Week 27: writing and content testing
The importance of good writing
I read a few things in the past few weeks which reminded me how important good writing, and writers are. In difficult moments, I think society needs writers able to capture the zeitgiest and put words to the struggles and worries of our time. Not sure about others, but I’m worried about the NHS. So when I read these two things below I was thankful that publications are putting their writing talent and serious thought behind the issue:
- The Times Health Commission report into the state of health and social care in Britain
- The BMJ Commission on the Future of the NHS
Content testing
I also read this interesting piece about a Court of Protection case from December 2023. It raises interesting questions for me about the responsibility of organisations to make sure people are writing content which is being understood and therefore acted upon correctly. It concerns the role of the certificate provider in lasting power of attorney, but I think my question applies much more broadly.
I worry there is a presumption that information written on a page is assumed to be understood in full by someone reading it. If you’re involved in any form of content writing and testing with users - you’ll know this is a tricky issue. It’s incredibly hard to write content that is universally understood. Yes, there are techniques you can use to make this more likely but I do think there are limits.
Do we need to test out content more? Do we need better techniques for measuring understanding and comprehension?

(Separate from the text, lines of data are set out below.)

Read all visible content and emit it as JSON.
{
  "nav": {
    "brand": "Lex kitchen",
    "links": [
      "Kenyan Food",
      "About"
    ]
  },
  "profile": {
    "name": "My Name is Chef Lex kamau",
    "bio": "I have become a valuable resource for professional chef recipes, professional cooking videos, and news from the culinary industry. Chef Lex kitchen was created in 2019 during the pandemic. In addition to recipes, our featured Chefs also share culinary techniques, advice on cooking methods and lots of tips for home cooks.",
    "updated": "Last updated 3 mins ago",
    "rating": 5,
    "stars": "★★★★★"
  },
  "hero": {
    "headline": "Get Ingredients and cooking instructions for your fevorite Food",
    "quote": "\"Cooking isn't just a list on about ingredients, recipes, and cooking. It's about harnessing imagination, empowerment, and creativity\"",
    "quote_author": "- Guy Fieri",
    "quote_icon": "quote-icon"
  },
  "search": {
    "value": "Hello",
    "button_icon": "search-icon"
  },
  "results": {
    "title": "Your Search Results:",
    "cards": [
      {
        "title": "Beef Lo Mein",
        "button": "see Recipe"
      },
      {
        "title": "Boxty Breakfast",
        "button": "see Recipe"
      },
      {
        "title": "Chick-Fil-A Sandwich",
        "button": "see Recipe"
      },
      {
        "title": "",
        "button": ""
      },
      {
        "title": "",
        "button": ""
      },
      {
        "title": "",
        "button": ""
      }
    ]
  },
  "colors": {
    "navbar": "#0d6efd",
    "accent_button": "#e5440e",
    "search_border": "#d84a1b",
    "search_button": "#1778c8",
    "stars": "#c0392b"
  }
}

I do know that when we’ve tried using content testing techniques I was left a little wanting at the number of methods available to a user researcher to really test content to any degree of confidence. We’ve tried paraphrase testing with varying degrees of success. Would love to hear of other methods other user researchers have used?
What I watched
Saw All of Us Strangers and just loved it. The acting is stand out. The story is sad, but beautiful. This write-up captures many of my thoughts.